Today was to be stormy, but as we ate breakfast, the forecast moderated and it seemed that our risk of foul weather had retreated to the afternoon -- so we decided to squeeze a 4 mile hike into our schedule of errands today.
We chose the Lakeside Trail at nearby Gifford Pinchot State Park. The park occupies 3.5 square miles in northern York County, Pennsylvania. It was named after Gifford Pinchot, who was born in 1865 and died in 1946, was an American forester and politician. He served as the first head of the United States Forest Service under President Theodore Roosevelt, and as the 28th Governor of Pennsylvania. The centerpiece of the park is Pinchot Lake, which is about 3 miles long and on average a quarter-mile wide, which is an important recreation site featuring prime bass fishing. Environmental education programs are provided at the park, as well as a day use area and a campground featuring a playground, a volleyball court, and horseshoe pits. The lake was created in 1959 by damming Beaver Creek. Its purpose was to provide a recreational lake for area residents to enjoy.
We wanted to check out the lake for possible kayak fishing or a trail bike ride. While the entire loop trail around the lake is over 9 miles, we selected a 2 mile segment near the boat launch for an out-and-back hike.

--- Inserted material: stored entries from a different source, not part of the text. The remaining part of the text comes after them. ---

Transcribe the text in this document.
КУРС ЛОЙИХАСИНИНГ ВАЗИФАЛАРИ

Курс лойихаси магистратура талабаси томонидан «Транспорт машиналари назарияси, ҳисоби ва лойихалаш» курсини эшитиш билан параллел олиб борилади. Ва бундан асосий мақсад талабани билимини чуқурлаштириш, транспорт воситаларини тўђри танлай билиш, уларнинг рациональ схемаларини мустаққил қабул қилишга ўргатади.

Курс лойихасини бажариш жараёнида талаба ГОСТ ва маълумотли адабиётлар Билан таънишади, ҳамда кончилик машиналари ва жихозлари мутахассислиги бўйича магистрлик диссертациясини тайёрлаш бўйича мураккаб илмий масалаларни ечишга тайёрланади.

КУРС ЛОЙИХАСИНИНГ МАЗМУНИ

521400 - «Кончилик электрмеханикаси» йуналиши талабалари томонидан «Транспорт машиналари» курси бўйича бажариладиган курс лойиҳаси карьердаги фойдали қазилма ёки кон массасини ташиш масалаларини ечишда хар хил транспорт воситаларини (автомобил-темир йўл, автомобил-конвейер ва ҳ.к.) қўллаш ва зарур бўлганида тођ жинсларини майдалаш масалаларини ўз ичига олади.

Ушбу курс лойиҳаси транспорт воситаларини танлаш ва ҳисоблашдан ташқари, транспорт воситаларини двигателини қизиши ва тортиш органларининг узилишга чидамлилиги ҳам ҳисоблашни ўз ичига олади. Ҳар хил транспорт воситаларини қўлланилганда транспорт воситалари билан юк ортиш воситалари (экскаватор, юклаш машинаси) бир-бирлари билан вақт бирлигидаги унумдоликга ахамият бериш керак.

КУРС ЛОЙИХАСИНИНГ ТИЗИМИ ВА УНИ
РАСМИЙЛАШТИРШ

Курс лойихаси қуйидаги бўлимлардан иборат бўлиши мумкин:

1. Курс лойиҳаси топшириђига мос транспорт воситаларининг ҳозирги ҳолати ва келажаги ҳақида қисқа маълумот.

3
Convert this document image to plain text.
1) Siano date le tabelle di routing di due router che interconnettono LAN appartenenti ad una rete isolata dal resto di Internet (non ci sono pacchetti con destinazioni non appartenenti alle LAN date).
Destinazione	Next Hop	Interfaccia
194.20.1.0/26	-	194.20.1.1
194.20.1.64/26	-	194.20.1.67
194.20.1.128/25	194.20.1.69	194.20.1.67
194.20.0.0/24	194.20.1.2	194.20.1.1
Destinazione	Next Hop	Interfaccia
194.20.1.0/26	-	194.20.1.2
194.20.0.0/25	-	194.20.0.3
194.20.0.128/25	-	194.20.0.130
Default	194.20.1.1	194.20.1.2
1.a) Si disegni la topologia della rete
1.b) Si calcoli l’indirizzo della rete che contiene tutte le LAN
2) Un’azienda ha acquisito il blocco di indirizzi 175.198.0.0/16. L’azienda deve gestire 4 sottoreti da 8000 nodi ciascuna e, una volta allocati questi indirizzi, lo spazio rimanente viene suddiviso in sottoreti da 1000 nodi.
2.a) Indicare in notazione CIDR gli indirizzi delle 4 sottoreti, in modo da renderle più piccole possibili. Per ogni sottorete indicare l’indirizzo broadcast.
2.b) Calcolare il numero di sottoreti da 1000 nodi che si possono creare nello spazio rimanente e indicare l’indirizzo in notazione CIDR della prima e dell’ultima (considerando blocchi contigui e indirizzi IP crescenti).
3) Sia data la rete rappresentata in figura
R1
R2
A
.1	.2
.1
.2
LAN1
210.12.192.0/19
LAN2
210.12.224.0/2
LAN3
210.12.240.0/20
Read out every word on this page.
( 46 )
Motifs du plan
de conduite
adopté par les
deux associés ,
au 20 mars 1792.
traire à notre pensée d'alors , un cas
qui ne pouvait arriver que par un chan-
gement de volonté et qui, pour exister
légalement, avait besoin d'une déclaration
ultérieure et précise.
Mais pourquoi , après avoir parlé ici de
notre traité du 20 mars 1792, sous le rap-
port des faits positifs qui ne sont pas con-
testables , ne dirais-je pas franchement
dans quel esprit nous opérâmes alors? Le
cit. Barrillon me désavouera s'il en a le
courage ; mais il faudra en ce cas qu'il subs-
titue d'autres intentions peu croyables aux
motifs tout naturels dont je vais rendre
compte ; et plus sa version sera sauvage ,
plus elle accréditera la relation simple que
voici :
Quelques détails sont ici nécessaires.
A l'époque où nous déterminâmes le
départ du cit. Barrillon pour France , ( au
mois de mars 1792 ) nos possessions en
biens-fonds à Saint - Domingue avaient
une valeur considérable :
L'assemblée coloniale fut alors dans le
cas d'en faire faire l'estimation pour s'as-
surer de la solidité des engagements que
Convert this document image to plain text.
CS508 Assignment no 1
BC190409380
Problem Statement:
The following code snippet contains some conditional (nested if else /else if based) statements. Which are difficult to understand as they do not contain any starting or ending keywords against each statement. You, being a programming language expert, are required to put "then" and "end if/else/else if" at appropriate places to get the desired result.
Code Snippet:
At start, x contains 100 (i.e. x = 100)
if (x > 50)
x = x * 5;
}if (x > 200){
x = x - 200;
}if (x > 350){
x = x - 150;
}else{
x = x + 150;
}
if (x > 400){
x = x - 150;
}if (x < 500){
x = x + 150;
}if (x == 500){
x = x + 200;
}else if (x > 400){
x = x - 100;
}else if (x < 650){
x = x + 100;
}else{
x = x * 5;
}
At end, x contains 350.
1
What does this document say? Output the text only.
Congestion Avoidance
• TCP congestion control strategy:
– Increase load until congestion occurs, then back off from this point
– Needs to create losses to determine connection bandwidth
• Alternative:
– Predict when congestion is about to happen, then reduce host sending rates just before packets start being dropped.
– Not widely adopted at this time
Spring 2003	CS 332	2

Spring is popping out in this area of south central Pennsylvania. Our first surprise was this small field of Virginia Bluebells --
-- that greeted us with their delicate powder-blue-and-lilac colors:
The trail is well maintained, with solid bridges over the regular watercourses:
There was a wider variety of wildflowers abloom that we are showing here, but we couldn't resist also including this portrait of a cute little specimen that was resting along the trail:
A geologic study of Pinchot Lake states that the dominant rocks in the area are igneous, which of course suggests that they originated in volcanism. But that doesn't explain this huge piece of geology we encountered as we reached about a mile out on our hike. We saw a number of large boulders that seemed, to us, to be erratics that might have been deposited in the area by advancing, then retreating, glaciers. However, scientific studies suggest that Laurentian glaciation did not reach this far south. So we're not sure how these large boulders arrived here. Perhaps they are left over from the erosion of hills or mountains in the area. The rock itself may be sandstone that was melted by intruding lava. Anyway, here is one big boy that we couldn't resist examining further:
The "boulder" looked round from the perspective of our first view of it, but as we circled it, we found that it is quite oblong. Obviously, other hikers have piled rocks and logs to help them climb it:
The lake is quite dramatic at this spot -- made even more dramatic by the approaching storm:
Standing on a huge slab of melted sandstone, Kathy seemed to be contemplating this unsettled intersection of sky, water and stone:
Much later in geologic history, people came along and built rock walls, to help clear their fields and separate their land from neighboring properties. We were surprised to see this relatively well-preserved rock wall in what otherwise appeared to be forested wilderness:
Local schools use Pinchot Lake for rowing practice and competition. There are numerous sheds and racks for racing shells:
The park -- at least historically -- has permitted mooring of boats in certain arms of the lake:
Before we reached the far point of our hike, Kathy drew up sharply and silently and raised her hand in our agreed signal of wildlife. There was a solitary deer, partly obscured in the undergrowth not far off our trail to the right, standing absolutely still, watching us. We, too, stood quietly, and so the quiet stalemate began. It gave David time to snap a photograph of our silent interlocutor:
The strange, metamorphic sandstone slab boulders show up all along the lakeshore. Here, we found a dramatic assemblage of them, exposed by a recent drawdown of the lake's water, referred to below:
The slabs of rock made for a dramatic panorama:
The entire shoreline of Pinchot Lake has expanses of exposed mud and boulders, because of a drawdown of the lake by 5 feet by the Pennsylvania Department of Conservation and Natural Resources for the purpose of making repairs and improvements to some of the lake's facilities.
Pondering all these weighty geologic matters, we turned back toward our trailhead. Kathy found a section of the trail inundated by heavy stream flow and demonstrated the right way to skip across the water on boulder-tops:
David spent the entire hike searching for a good photo of the beautiful, blossoming plum trees, which grew everywhere along our path. Finally, Kathy took matters into her own hands, grabbed a low-hanging, flowering branch nearby, and brought it out for a portrait:
Our return hike was uneventful, but gave us a chance to think about why we hike, and why we engage in full-time RV'ing to hike. We thought about so many other hikes we have taken along lakes, how many in Newfoundland and Alaska in similar weather, and we decided that we're very happy we are back on the road and able to explore new pieces of glorious Nature.